Precision vs Recall tradeoff with examples
In object detection:
- High precision means most detected objects are correct. This is important when false alarms are costly, like in self-driving cars where wrong detections can cause accidents.
- High recall means the model finds most of the true objects. This is important in security cameras where missing a person is risky.
Improving one often lowers the other. For example, setting a high confidence threshold increases precision but lowers recall.
What good vs bad metric values look like for R-CNN models
Good R-CNN model:
- mAP above 0.7 (70%) on standard datasets like COCO or PASCAL VOC
- Precision and recall balanced around 0.7 or higher
- Confusion matrix shows low FP and FN counts
Bad R-CNN model:
- mAP below 0.4 (40%) indicating poor detection or classification
- Very low recall (e.g., 0.2) means many objects missed
- Very low precision (e.g., 0.3) means many false detections
Common pitfalls in evaluating R-CNN models
- Accuracy paradox: High accuracy can be misleading if the dataset has many background images and few objects.
- Data leakage: Using test images during training inflates metrics falsely.
- Overfitting: Very high training mAP but low test mAP means the model memorizes training images and fails to generalize.

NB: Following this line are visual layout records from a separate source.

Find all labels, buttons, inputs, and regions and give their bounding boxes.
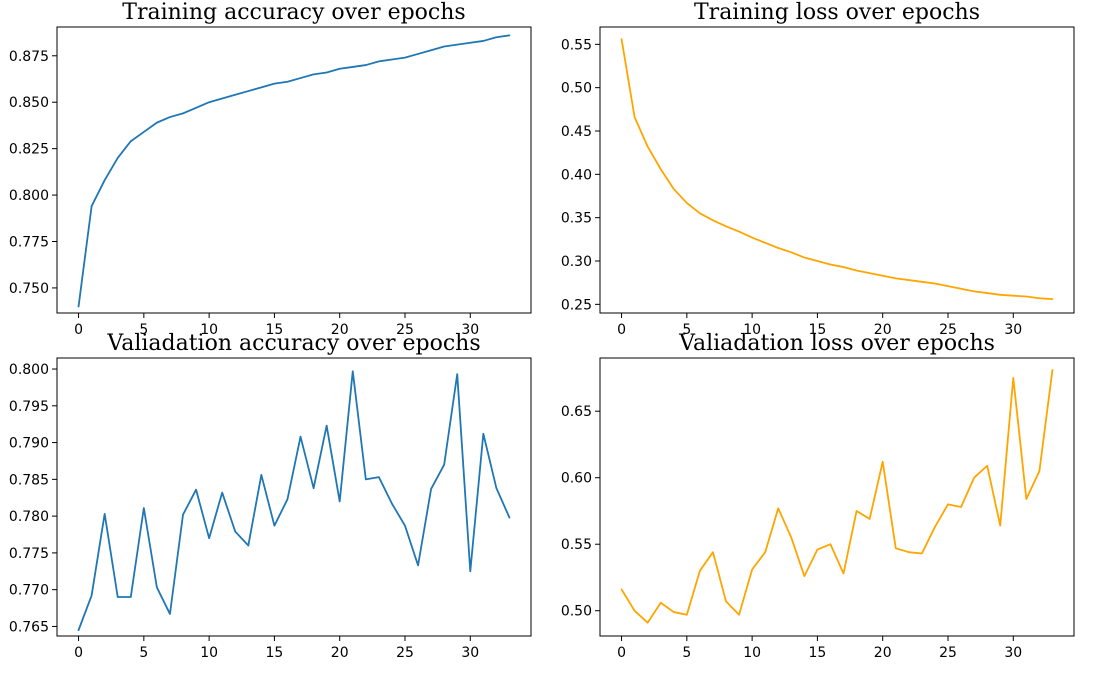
axes-frame	[599, 357, 1075, 637]
x-tick-label: 10	[200, 645, 218, 661]
axes-frame	[599, 26, 1075, 314]
x-tick-label: 0	[617, 645, 626, 661]
x-tick-label: 15	[265, 645, 283, 661]
x-tick-label: 10	[743, 645, 761, 661]
x-tick-label: 0	[74, 645, 83, 661]
x-tick-label: 5	[139, 645, 148, 661]
y-tick-label: 0.775	[9, 546, 49, 562]
chart-title: Training loss over epochs	[694, 0, 980, 25]
x-tick-label: 15	[808, 322, 826, 338]
y-tick-label: 0.55	[561, 537, 592, 553]
x-tick-label: 5	[139, 322, 148, 338]
x-tick-label: 0	[617, 322, 626, 338]
x-tick-label: 15	[808, 645, 826, 661]
y-tick-label: 0.850	[9, 95, 49, 111]
axes-frame	[56, 26, 532, 314]
chart-title: Training accuracy over epochs	[122, 0, 465, 25]
chart-title: Valiadation accuracy over epochs	[106, 331, 480, 356]
subplot-training-loss: Training loss over epochs 0 5 10 15 20 25 30 0.…	[561, 0, 1075, 338]
y-tick-label: 0.780	[9, 509, 49, 525]
x-tick-label: 0	[74, 322, 83, 338]
axes-frame	[56, 357, 532, 637]
x-tick-label: 15	[265, 322, 283, 338]
y-tick-label: 0.800	[9, 188, 49, 204]
y-tick-label: 0.770	[9, 583, 49, 599]
x-tick-label: 25	[396, 645, 414, 661]
y-tick-label: 0.765	[9, 619, 49, 635]
y-tick-label: 0.50	[561, 81, 592, 97]
y-tick-label: 0.45	[561, 124, 592, 140]
series-line	[620, 369, 1054, 624]
subplot-validation-accuracy: Valiadation accuracy over epochs 0 5 10 15 2…	[9, 331, 532, 661]
y-tick-label: 0.875	[9, 49, 49, 65]
series-line	[77, 34, 511, 308]
subplot-validation-loss: Valiadation loss over epochs 0 5 10 15 20 25 3…	[561, 331, 1075, 661]
y-tick-label: 0.750	[9, 281, 49, 297]
x-tick-label: 30	[461, 645, 479, 661]
x-tick-label: 30	[1004, 645, 1022, 661]
y-tick-label: 0.35	[561, 211, 592, 227]
y-tick-label: 0.800	[9, 362, 49, 378]
y-tick-label: 0.790	[9, 436, 49, 452]
y-tick-label: 0.40	[561, 167, 592, 183]
x-tick-label: 20	[331, 322, 349, 338]
series-line	[620, 38, 1054, 301]
y-tick-label: 0.785	[9, 472, 49, 488]
x-tick-label: 5	[682, 322, 691, 338]
y-tick-label: 0.25	[561, 297, 592, 313]
y-tick-label: 0.775	[9, 235, 49, 251]
x-tick-label: 25	[939, 322, 957, 338]
y-tick-label: 0.50	[561, 604, 592, 620]
x-tick-label: 5	[682, 645, 691, 661]
y-tick-label: 0.825	[9, 142, 49, 158]
x-tick-label: 20	[874, 645, 892, 661]
chart-title: Valiadation loss over epochs	[678, 331, 995, 356]
y-tick-label: 0.30	[561, 254, 592, 270]
x-tick-label: 10	[200, 322, 218, 338]
y-tick-label: 0.795	[9, 399, 49, 415]
x-tick-label: 20	[331, 645, 349, 661]
series-line	[77, 370, 511, 632]
x-tick-label: 25	[396, 322, 414, 338]
subplot-training-accuracy: Training accuracy over epochs 0 5 10 15 20 25…	[9, 0, 532, 338]
y-tick-label: 0.55	[561, 37, 592, 53]
x-tick-label: 30	[461, 322, 479, 338]
x-tick-label: 25	[939, 645, 957, 661]
x-tick-label: 10	[743, 322, 761, 338]
y-tick-label: 0.60	[561, 471, 592, 487]
y-tick-label: 0.65	[561, 404, 592, 420]
x-tick-label: 30	[1004, 322, 1022, 338]
x-tick-label: 20	[874, 322, 892, 338]
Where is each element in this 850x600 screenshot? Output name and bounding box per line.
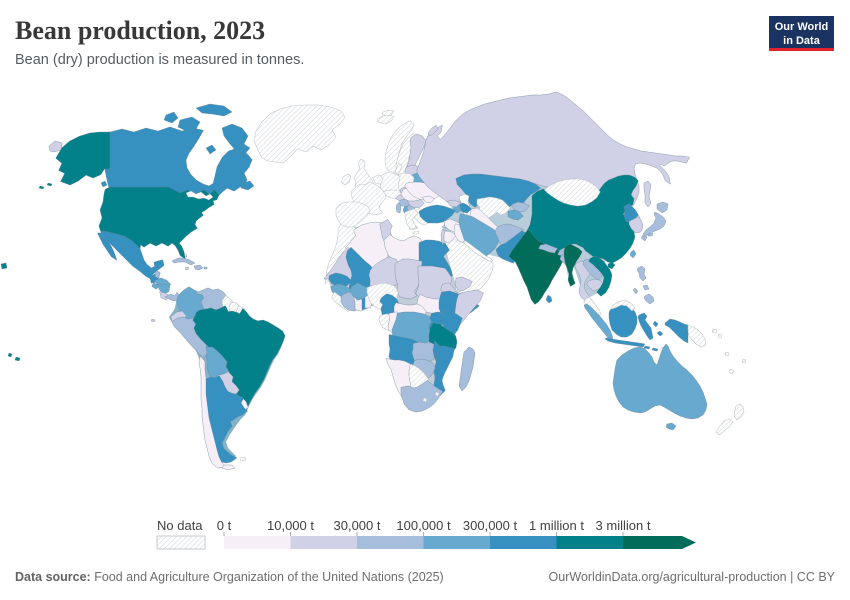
svg-text:100,000 t: 100,000 t — [396, 518, 451, 533]
svg-text:0 t: 0 t — [217, 518, 232, 533]
svg-text:1 million t: 1 million t — [529, 518, 584, 533]
svg-text:300,000 t: 300,000 t — [463, 518, 518, 533]
svg-text:10,000 t: 10,000 t — [267, 518, 314, 533]
svg-text:30,000 t: 30,000 t — [334, 518, 381, 533]
svg-text:3 million t: 3 million t — [596, 518, 651, 533]
svg-text:No data: No data — [157, 518, 203, 533]
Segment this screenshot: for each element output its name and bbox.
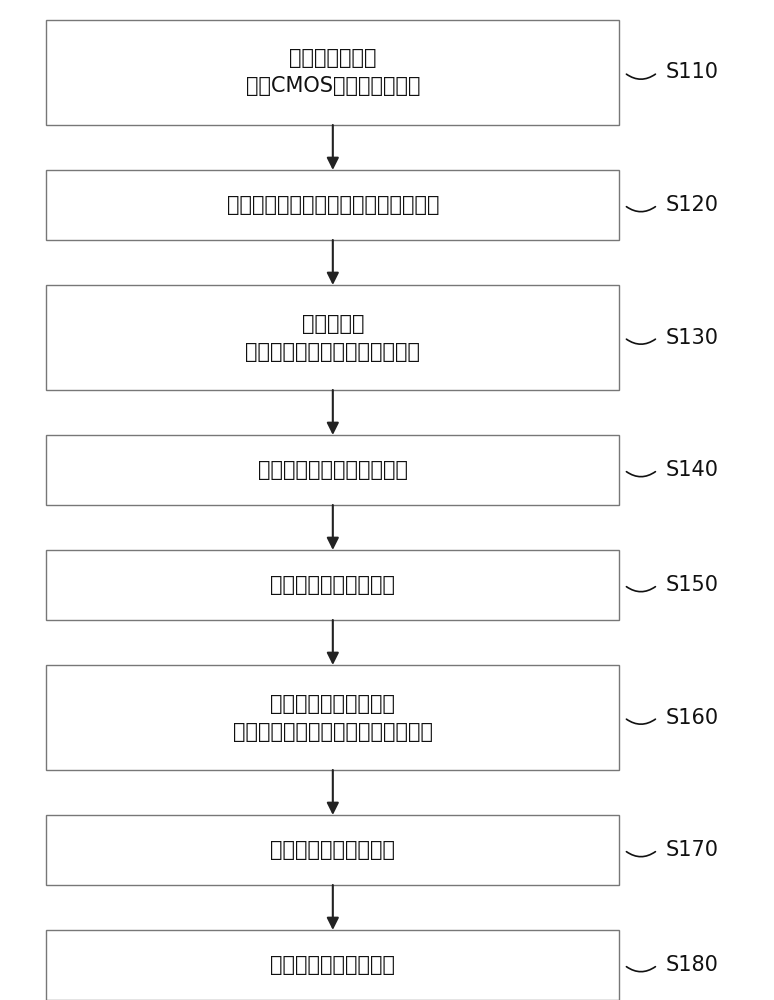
Text: 艺制造的半成品: 艺制造的半成品 bbox=[289, 48, 377, 68]
Bar bbox=[46, 665, 619, 770]
Bar bbox=[46, 930, 619, 1000]
Text: 在位于第二区域的金属导电层上: 在位于第二区域的金属导电层上 bbox=[245, 342, 420, 361]
Text: S140: S140 bbox=[666, 460, 718, 480]
Text: S180: S180 bbox=[666, 955, 718, 975]
Text: S170: S170 bbox=[666, 840, 718, 860]
Text: S110: S110 bbox=[666, 62, 718, 83]
Bar bbox=[46, 285, 619, 390]
Text: 提供CMOS标准集成电路工: 提供CMOS标准集成电路工 bbox=[245, 77, 420, 97]
Text: S130: S130 bbox=[666, 328, 718, 348]
Text: 在附加膜上形成牺牲层: 在附加膜上形成牺牲层 bbox=[270, 575, 396, 595]
Text: S150: S150 bbox=[666, 575, 718, 595]
Bar bbox=[46, 170, 619, 240]
Text: 在振动膜上形成腐蚀孔: 在振动膜上形成腐蚀孔 bbox=[270, 694, 396, 714]
Bar bbox=[46, 20, 619, 125]
Text: 在牺牲层上形成可导电的振动膜，并: 在牺牲层上形成可导电的振动膜，并 bbox=[233, 722, 433, 742]
Text: S160: S160 bbox=[666, 708, 719, 728]
Text: 在附加膜内部形成接触通孔: 在附加膜内部形成接触通孔 bbox=[258, 460, 408, 480]
Text: S120: S120 bbox=[666, 195, 718, 215]
Bar bbox=[46, 815, 619, 885]
Text: 将位于第二区域的金属导电层暴露出来: 将位于第二区域的金属导电层暴露出来 bbox=[227, 195, 439, 215]
Text: 通过腐蚀孔去除牺牲层: 通过腐蚀孔去除牺牲层 bbox=[270, 840, 396, 860]
Bar bbox=[46, 550, 619, 620]
Text: 覆盖附加膜: 覆盖附加膜 bbox=[302, 314, 364, 334]
Bar bbox=[46, 435, 619, 505]
Text: 在振动膜上覆盖保护膜: 在振动膜上覆盖保护膜 bbox=[270, 955, 396, 975]
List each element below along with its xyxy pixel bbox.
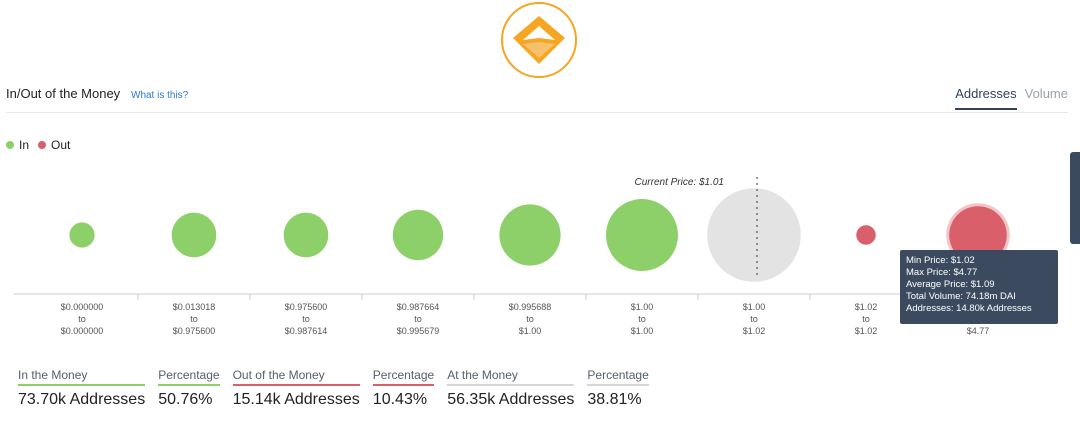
stat-label: Percentage [587, 368, 649, 386]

- Ignoring localization quality: Only counting classification accuracy without checking bounding box overlap (IoU) can give wrong impressions.
Self-check question
Your R-CNN model has 98% accuracy but only 12% recall on detecting pedestrians. Is it good for production? Why or why not?
Answer: No, it is not good. The high accuracy is misleading because most of the image is background (no pedestrians). The very low recall means the model misses most pedestrians, which is dangerous in real applications like self-driving cars or surveillance.
Key Result
Mean Average Precision (mAP) is the key metric for R-CNN models, balancing precision and recall to measure detection quality.